The director of that prison is Osman Alexis Rivera Rosales, who is listed as a student in three 1996 courses at the U.S. School of the Americas, or SOA, now known as the Western Hemisphere Institute for Security Cooperation. (The list of course participants, obtained by the nonprofit advocacy group SOA Watch via Freedom of Information request and published online, only covers from 1946 to 2004, so Rivera’s U.S. training may not have ended there.)

No reports have yet emerged of violent mistreatment at La Tolva, although Espinal and Álvarez were in solitary confinement cells for 22 hours a day during their first two weeks there, and neither has yet been able to receive any visit from relatives. But previous generations of SOA graduates were among the worst human rights violators in Central America during the 1980s, and it is that precedent that makes Honduran activists nervous about U.S.-trained troops turning on protesters.

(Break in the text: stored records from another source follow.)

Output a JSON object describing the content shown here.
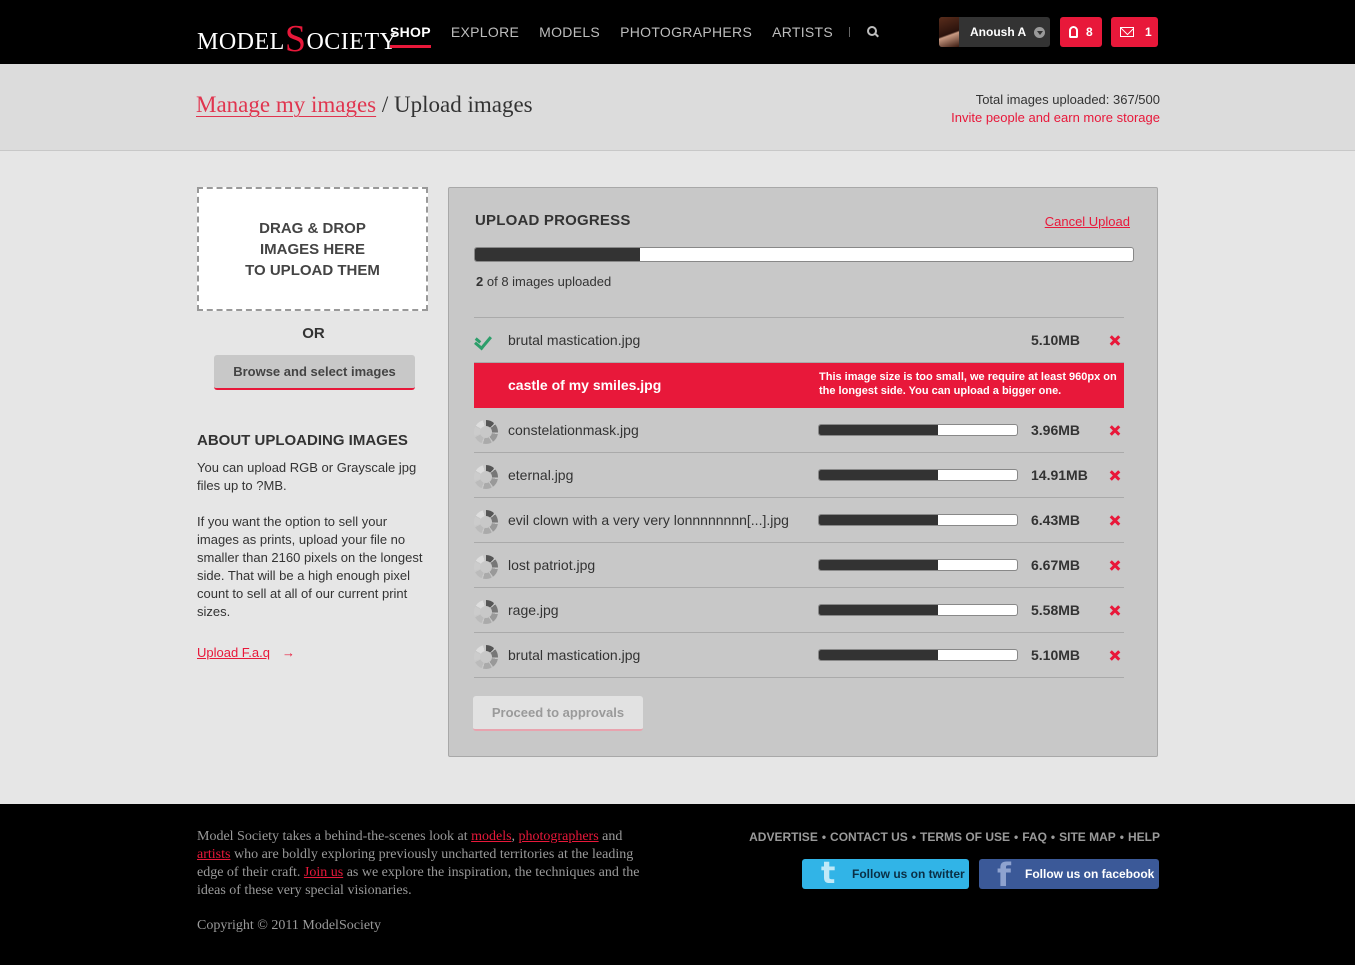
{
  "header": {
    "logo": {
      "prefix": "MODEL",
      "s": "S",
      "suffix": "OCIETY"
    },
    "nav": [
      {
        "label": "SHOP",
        "active": true
      },
      {
        "label": "EXPLORE",
        "active": false
      },
      {
        "label": "MODELS",
        "active": false
      },
      {
        "label": "PHOTOGRAPHERS",
        "active": false
      },
      {
        "label": "ARTISTS",
        "active": false
      }
    ],
    "user": {
      "name": "Anoush A"
    },
    "ideas_count": "8",
    "messages_count": "1"
  },
  "breadcrumb": {
    "link": "Manage my images",
    "separator": "/",
    "current": "Upload images"
  },
  "storage": {
    "total": "Total images uploaded: 367/500",
    "invite": "Invite people and earn more storage"
  },
  "sidebar": {
    "dropzone": "DRAG & DROP\nIMAGES HERE\nTO UPLOAD THEM",
    "or": "OR",
    "browse": "Browse and select images",
    "about_title": "ABOUT UPLOADING IMAGES",
    "about_p1": "You can upload RGB or Grayscale jpg files up to ?MB.",
    "about_p2": "If you want the option to sell your images as prints, upload your file no smaller than 2160 pixels on the longest side. That will be a high enough pixel count to sell at all of our current print sizes.",
    "faq": "Upload F.a.q",
    "faq_arrow": "→"
  },
  "upload": {
    "title": "UPLOAD PROGRESS",
    "cancel": "Cancel Upload",
    "overall_progress": 0.25,
    "count_done": "2",
    "count_text": "of 8 images uploaded",
    "files": [
      {
        "name": "brutal mastication.jpg",
        "status": "done",
        "size": "5.10MB"
      },
      {
        "name": "castle of my smiles.jpg",
        "status": "error",
        "error": "This image size is too small, we require at least 960px on the longest side. You can upload a bigger one."
      },
      {
        "name": "constelationmask.jpg",
        "status": "uploading",
        "progress": 0.6,
        "size": "3.96MB"
      },
      {
        "name": "eternal.jpg",
        "status": "uploading",
        "progress": 0.6,
        "size": "14.91MB"
      },
      {
        "name": "evil clown with a very very lonnnnnnnn[...].jpg",
        "status": "uploading",
        "progress": 0.6,
        "size": "6.43MB"
      },
      {
        "name": "lost patriot.jpg",
        "status": "uploading",
        "progress": 0.6,
        "size": "6.67MB"
      },
      {
        "name": "rage.jpg",
        "status": "uploading",
        "progress": 0.6,
        "size": "5.58MB"
      },
      {
        "name": "brutal mastication.jpg",
        "status": "uploading",
        "progress": 0.6,
        "size": "5.10MB"
      }
    ],
    "proceed": "Proceed to approvals"
  },
  "footer": {
    "about": {
      "t1": "Model Society takes a behind-the-scenes look at",
      "models": "models",
      "comma": ",",
      "photographers": "photographers",
      "and": "and",
      "artists": "artists",
      "t2": "who are boldly exploring previously uncharted territories at the leading edge of their craft.",
      "join": "Join us",
      "t3": "as we explore the inspiration, the techniques and the ideas of these very special visionaries."
    },
    "copyright": "Copyright © 2011 ModelSociety",
    "links": [
      "ADVERTISE",
      "CONTACT US",
      "TERMS OF USE",
      "FAQ",
      "SITE MAP",
      "HELP"
    ],
    "link_separator": "•",
    "twitter": "Follow us on twitter",
    "facebook": "Follow us on facebook"
  },
  "colors": {
    "accent": "#e8183a",
    "check": "#2c9e6a",
    "twitter": "#31b4e7",
    "facebook": "#3b5998"
  }
}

“We’re going to go back to the old days,” said Bertha Oliva, coordinator of the Committee of Relatives of the Detained and Disappeared in Honduras. Things may get worse, because along with past practice, state security forces are now better trained and better equipped, she told The Intercept.

“Today they have all the experience, all the expertise, and they know that nothing happens to them with any kind of human rights violations committed — whether individually or collectively — against the citizenry,” she said.

Top photo: A police TIGRES squad patrols during an operation in Los Alpes, in the southern outskirts of Tegucigalpa, Honduras, on Sept. 29, 2015, following a clash with alleged members of the Mara 18 gang that left two dead.